The appellant in its defence before the magistrate challenged the court’s jurisdiction and also raised the issue of the invalidity of the notice of termination. The respondent applied for summary judgment under order 35 rule 1 of the Civil Procedure Rules claiming that the appellant had no defence to its claim. Both courts found that the appellant was a protected tenant. The magistrate also held that the notice of termination served on the appellant by the respondent was both valid and effective and, on that basis, the magistrate thought he had jurisdiction to make the order for possession, which he did. The judge, on the other hand, was of the view that the notice, strictly construed, did not comply with the requirements of the Act, but having so found, he went on to uphold the magistrate on the ground that the appellant had not reacted to the invalid notices sent to him. The judge thought the appellant was bound to react to the invalid notices by, for example, making a reference to the tribunal, so as to be able to claim the protection afforded to it by the Act. There can be no doubt that both the judge and the magistrate were clearly wrong in the respective stands taken by each of them.

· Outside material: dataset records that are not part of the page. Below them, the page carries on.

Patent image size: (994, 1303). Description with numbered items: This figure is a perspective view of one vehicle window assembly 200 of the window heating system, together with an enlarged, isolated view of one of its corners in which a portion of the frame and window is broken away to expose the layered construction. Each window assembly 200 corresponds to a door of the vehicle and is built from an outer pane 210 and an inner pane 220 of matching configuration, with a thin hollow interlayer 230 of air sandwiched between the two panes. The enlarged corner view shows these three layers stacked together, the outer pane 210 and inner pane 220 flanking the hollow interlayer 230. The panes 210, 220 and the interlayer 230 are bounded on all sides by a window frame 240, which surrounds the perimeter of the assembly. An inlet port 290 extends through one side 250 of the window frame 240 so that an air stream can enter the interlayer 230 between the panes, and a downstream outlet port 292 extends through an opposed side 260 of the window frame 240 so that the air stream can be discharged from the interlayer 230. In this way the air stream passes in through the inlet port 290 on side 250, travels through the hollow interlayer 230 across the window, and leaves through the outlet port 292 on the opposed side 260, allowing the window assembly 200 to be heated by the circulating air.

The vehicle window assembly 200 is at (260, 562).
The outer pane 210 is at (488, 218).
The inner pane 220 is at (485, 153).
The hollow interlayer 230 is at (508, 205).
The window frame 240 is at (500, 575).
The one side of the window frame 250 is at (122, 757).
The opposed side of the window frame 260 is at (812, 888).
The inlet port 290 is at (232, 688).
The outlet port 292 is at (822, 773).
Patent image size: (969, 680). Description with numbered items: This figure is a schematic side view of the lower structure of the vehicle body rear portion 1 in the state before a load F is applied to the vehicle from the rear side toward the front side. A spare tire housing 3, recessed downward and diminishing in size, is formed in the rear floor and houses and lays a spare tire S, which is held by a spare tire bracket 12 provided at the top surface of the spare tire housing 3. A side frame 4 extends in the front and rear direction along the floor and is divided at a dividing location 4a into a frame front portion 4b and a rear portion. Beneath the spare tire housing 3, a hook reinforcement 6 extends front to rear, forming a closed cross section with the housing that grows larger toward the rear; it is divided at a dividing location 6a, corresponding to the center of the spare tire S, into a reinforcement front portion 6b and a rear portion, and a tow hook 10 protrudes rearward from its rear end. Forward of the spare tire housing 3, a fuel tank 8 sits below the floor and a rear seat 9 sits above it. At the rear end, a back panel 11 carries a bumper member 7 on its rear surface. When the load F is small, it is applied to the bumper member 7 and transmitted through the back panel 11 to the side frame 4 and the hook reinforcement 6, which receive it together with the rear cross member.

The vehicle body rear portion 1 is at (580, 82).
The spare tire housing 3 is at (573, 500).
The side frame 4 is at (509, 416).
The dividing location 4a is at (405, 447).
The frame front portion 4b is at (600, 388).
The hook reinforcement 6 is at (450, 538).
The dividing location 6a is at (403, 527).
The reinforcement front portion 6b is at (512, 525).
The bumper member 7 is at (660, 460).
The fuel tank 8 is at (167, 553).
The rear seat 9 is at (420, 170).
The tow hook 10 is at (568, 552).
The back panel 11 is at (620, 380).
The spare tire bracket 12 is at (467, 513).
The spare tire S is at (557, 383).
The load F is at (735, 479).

The Act lays down clearly and in detail, the procedure for the termination of a controlled tenancy. Section 4(1) of the Act states in very clear language that a controlled tenancy shall not terminate or be terminated, and no term or condition in, or right or service enjoyed by the tenant of, any such tenancy shall be altered, otherwise than in accordance with specified provisions of the Act. These provisions include the giving of a notice in the prescribed form. The notice shall not take effect earlier than 2 months from the date of receipt thereof by the tenant. The notice must also specify the grounds on which termination is sought. The prescribed notice in Form A also requires the landlord to ask the tenant to notify him in writing whether or not the tenant agrees to comply with the notice.

As there is no cross-appeal against the concurrent finding by the magistrate and the judge that the tenancy here was controlled, we have to accept that finding as conclusive. The notice of termination given by the respondent was clearly void and had no effect in law on the appellant’s tenancy and the appellant was under no duty, legal or otherwise to react to it. If any authority were required on the manner of terminating a controlled tenancy, then we need go no further than the decision of this Court in the case of Tiwi Beach Hotel Ltd v Juliane Ulrike Stamm [1990] 2 KAR 189. Neither the magistrate nor the judge had jurisdiction in this matter as the tenancy in issue was a controlled one. And in signing summary judgment in favour of the respondent, the magistrate acted without jurisdiction. The judge also fell into the same error.

The result is that this appeal is allowed and the judgments and decrees of the magistrate and the judge are set aside and substituted by an order dismissing the respondent’s suit and application for summary judgment with costs. The appellant will also have the costs of the appeal in the High Court and in this court.

Dated and delivered at Mombasa this 24th day of July 2 1995

J.M GACHUHI

..................................

JUDGE OF APPEAL

R.O KWACH

..................................

JUDGE OF APPEAL

R.S.C OMOLO

..................................

JUDGE OF APPEAL

I certify that this is a true copy of theoriginal.